The game earns that sequence because it spent the entire chapter building both characters toward it, so by the time you’re running for your life, you understand why he snapped and feel implicated in it. It is the clearest example of what Celeste does best: a moment where narrative and mechanical stakes land at the exact same time, leaving the player inside both simultaneously.
What makes the game shine beyond the main story is how it handles replayability through its B-Side system. Hidden cassette tapes scattered across puzzles in each chapter unlock harder remixed versions of that chapter’s levels, with entirely new visual palettes, music, and mechanical arrangements. 

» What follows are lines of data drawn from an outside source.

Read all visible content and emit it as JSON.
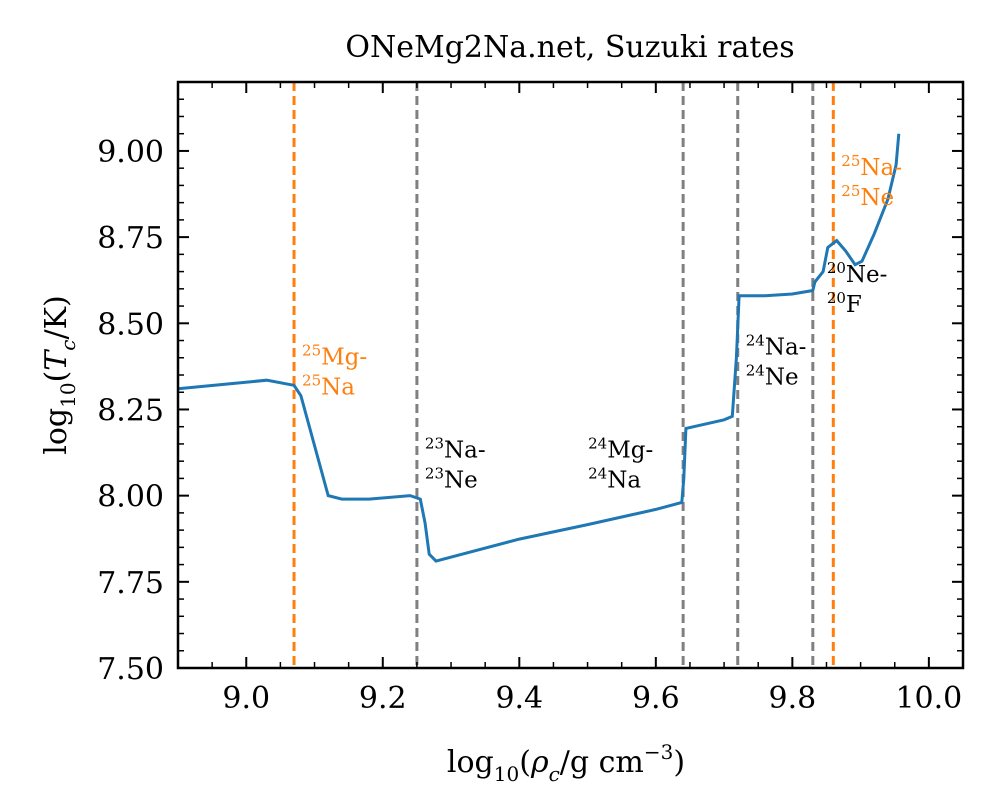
{
  "chart_data": {
    "type": "line",
    "title": "ONeMg2Na.net, Suzuki rates",
    "xlabel": "log10(ρc/g cm−3)",
    "ylabel": "log10(Tc/K)",
    "xlim": [
      8.9,
      10.05
    ],
    "ylim": [
      7.5,
      9.2
    ],
    "x_ticks": [
      9.0,
      9.2,
      9.4,
      9.6,
      9.8,
      10.0
    ],
    "x_tick_labels": [
      "9.0",
      "9.2",
      "9.4",
      "9.6",
      "9.8",
      "10.0"
    ],
    "y_ticks": [
      7.5,
      7.75,
      8.0,
      8.25,
      8.5,
      8.75,
      9.0
    ],
    "y_tick_labels": [
      "7.50",
      "7.75",
      "8.00",
      "8.25",
      "8.50",
      "8.75",
      "9.00"
    ],
    "series": [
      {
        "color": "#1f77b4",
        "x": [
          8.9,
          9.03,
          9.07,
          9.08,
          9.12,
          9.14,
          9.18,
          9.24,
          9.255,
          9.262,
          9.268,
          9.278,
          9.4,
          9.5,
          9.6,
          9.638,
          9.641,
          9.644,
          9.7,
          9.712,
          9.718,
          9.722,
          9.76,
          9.8,
          9.83,
          9.833,
          9.845,
          9.852,
          9.865,
          9.878,
          9.892,
          9.902,
          9.92,
          9.94,
          9.952,
          9.956
        ],
        "y": [
          8.31,
          8.335,
          8.32,
          8.29,
          8.0,
          7.99,
          7.99,
          8.0,
          7.99,
          7.92,
          7.83,
          7.81,
          7.874,
          7.916,
          7.96,
          7.98,
          8.05,
          8.195,
          8.22,
          8.23,
          8.4,
          8.58,
          8.58,
          8.585,
          8.595,
          8.62,
          8.65,
          8.72,
          8.74,
          8.71,
          8.67,
          8.68,
          8.76,
          8.86,
          8.96,
          9.05
        ]
      }
    ],
    "vlines": [
      {
        "x": 9.07,
        "color": "#ff7f0e",
        "label_top": "Mg-",
        "label_top_mass": "25",
        "label_bot": "Na",
        "label_bot_mass": "25",
        "label_y": 8.38
      },
      {
        "x": 9.25,
        "color": "#808080",
        "label_top": "Na-",
        "label_top_mass": "23",
        "label_bot": "Ne",
        "label_bot_mass": "23",
        "label_y": 8.11
      },
      {
        "x": 9.64,
        "color": "#808080",
        "label_top": "Mg-",
        "label_top_mass": "24",
        "label_bot": "Na",
        "label_bot_mass": "24",
        "label_y": 8.11
      },
      {
        "x": 9.72,
        "color": "#808080",
        "label_top": "Na-",
        "label_top_mass": "24",
        "label_bot": "Ne",
        "label_bot_mass": "24",
        "label_y": 8.41
      },
      {
        "x": 9.83,
        "color": "#808080",
        "label_top": "Ne-",
        "label_top_mass": "20",
        "label_bot": "F",
        "label_bot_mass": "20",
        "label_y": 8.62
      },
      {
        "x": 9.86,
        "color": "#ff7f0e",
        "label_top": "Na-",
        "label_top_mass": "25",
        "label_bot": "Ne",
        "label_bot_mass": "25",
        "label_y": 8.93
      }
    ],
    "grid": false,
    "legend": "none"
  }
}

These aren’t marketed as DLC or sold separately but are embedded in the world as objects to discover, treating extended content as part of the same exploration loop rather than a transaction outside it. Thinking back to the “content treadmill”, what Celeste does with B-Sides is more elegant as it structures the game as a sequence of arcs where the main story is one complete experience, but players who want more find an entirely separate arc already waiting inside the one they just finished.
Ethics:
Celeste fixes Madeline’s identity almost entirely: you can rename her, but her appearance, her arc, her anxiety, and her relationship to the mountain are immutable, and the body the game puts forward as the default site of struggle is a specific one: young, physically able, white-presenting, cisgender. The mechanics treat her mental health as biological and intrinsic, baked into her body in a way that the other characters’ traits simply are not. Mr. Oshiro, whose name and design signal Japanese heritage, is trapped by grief and circumstance rather than anything the game codes as innate, and that distinction matters. The game quietly places the psychological and biological weight of the story on its white protagonist while its characters of color exist largely without that kind of internal burden attached to their bodies. A meaningful mod would interrogate that distribution directly by letting players choose their character’s appearance, body type, and skin tone at the start, and then keeping the full character arcs the same to make the mechanics of struggle and growth race-neutral.